I came across a post from one of my LinkedIn groups a few months back I found a bit intriguing. It featured a video covering the subject matter of Open mHealth. The basic idea is to develop a framework for integrating different system and sharing information between systems or applications through the framework. An example that comes straight from their website is diabetes patient who is tracking blood glucose, caloric intake and physical activity through different mobile applications.
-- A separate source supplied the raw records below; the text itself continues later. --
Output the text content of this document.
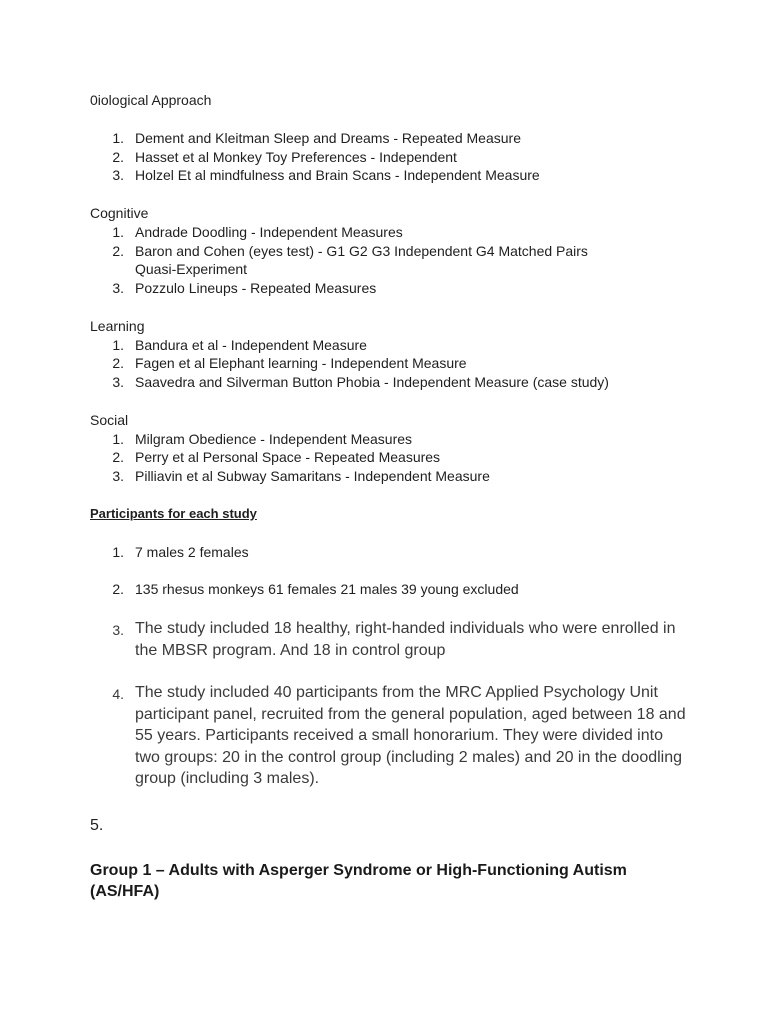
0iological Approach

1. Dement and Kleitman Sleep and Dreams - Repeated Measure
2. Hasset et al Monkey Toy Preferences - Independent
3. Holzel Et al mindfulness and Brain Scans - Independent Measure

Cognitive

1. Andrade Doodling - Independent Measures
2. Baron and Cohen (eyes test) - G1 G2 G3 Independent G4 Matched Pairs
Quasi-Experiment
3. Pozzulo Lineups - Repeated Measures

Learning

1. Bandura et al - Independent Measure
2. Fagen et al Elephant learning - Independent Measure
3. Saavedra and Silverman Button Phobia - Independent Measure (case study)

Social

1. Milgram Obedience - Independent Measures
2. Perry et al Personal Space - Repeated Measures
3. Pilliavin et al Subway Samaritans - Independent Measure

Participants for each study

1. 7 males 2 females
2. 135 rhesus monkeys 61 females 21 males 39 young excluded
3. The study included 18 healthy, right-handed individuals who were enrolled in
the MBSR program. And 18 in control group
4. The study included 40 participants from the MRC Applied Psychology Unit
participant panel, recruited from the general population, aged between 18 and
55 years. Participants received a small honorarium. They were divided into
two groups: 20 in the control group (including 2 males) and 20 in the doodling
group (including 3 males).

5.

Group 1 – Adults with Asperger Syndrome or High-Functioning Autism
(AS/HFA)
Open mHealth is designed to allow the data from these applications to be merged and analyzed.
Here is a video they use to explain the scenario and solutions:
As a person who has worked extensively in health informatics, I applaud the effort. Similar efforts have been made in sharing languages through LOINC, HL7 and the UMLS among other standardizations. But, it only addresses one part of the problem – moving data between systems, translating (or cross-walking data) or enabling systems to communicate with one another. There’s another huge problem that exists: Getting people to use such systems and enter the data to be integrated.
In the example of the patient with diabetes: The problem of getting this sort of data from the patient and into a system is two-fold. First there is the issue of compatibility between systems. Again, sometimes this can be solved through the use of languages such as HL7 or open APIs as the above video details. But an even larger problem is making it easy for the end-user to get their data into a system or clearly giving them the incentive to do so. In addition, you have to serve a number of users for this type of design: Physicians, Nurses, Patients etc. This is why open PHRs such as Google Health were largely failures. The My HealtheVet project has had similar issues. For me to sit down and enter all of my medical history into a system, there has to be an incentive. One incentive would be that I wouldn’t have to fill out the same paperwork each time I visited a new physician. But this only works if the physician’s office can access your data, uses the same system as you etc. In my opinion, this begs a national standard rather than proprietary systems developed by private vendors such as Cerner and Epic. Companies such as Cerner and Epic should have to begin spending serious money in research to enable their systems to talk to a national standard for a Patient Health Record. (I suspect these companies are more interested in keeping their tools proprietary though given their recent efforts in lobbying.)
It is a lot of work to get data into a system. I have spent countless hours working on federal grants with local hospitals where we were collecting scores of data. The largest problem was always getting the professionals’ time to enter the data we needed. Yes, there were also problems in getting the data in a format we could use. But again, that was half the problem while the other half was just getting it into the system. The problem is even larger with patients who can be very inconsistent and have little incentive.
Incentive in design will be important for these sorts of tools to work. But, I do believe mobile technologies can help pave the way. For example, the iPhone can be paired with a hearing aid now and you can control programs and settings. What potential exists for similar use? This clearly provides the patient with a benefit for using the app. But, calorie counting, carb counting and blood glucose monitoring forces the entry of large amounts of data placing the burden of entering this data on the patient. I know because I have tested myself with these apps and it is a real pain to simply record every meal you eat. I see this as a serious deterrent and wonder if Siri, for example, and language recognition software can be of use in this respect. Another option are bio-monitors that automate this process. I recently posted a short article on this:
I don’t think we are there yet. But these recent developments in mobile technologies certainly provide a glimpse of the future and a sense of new directions.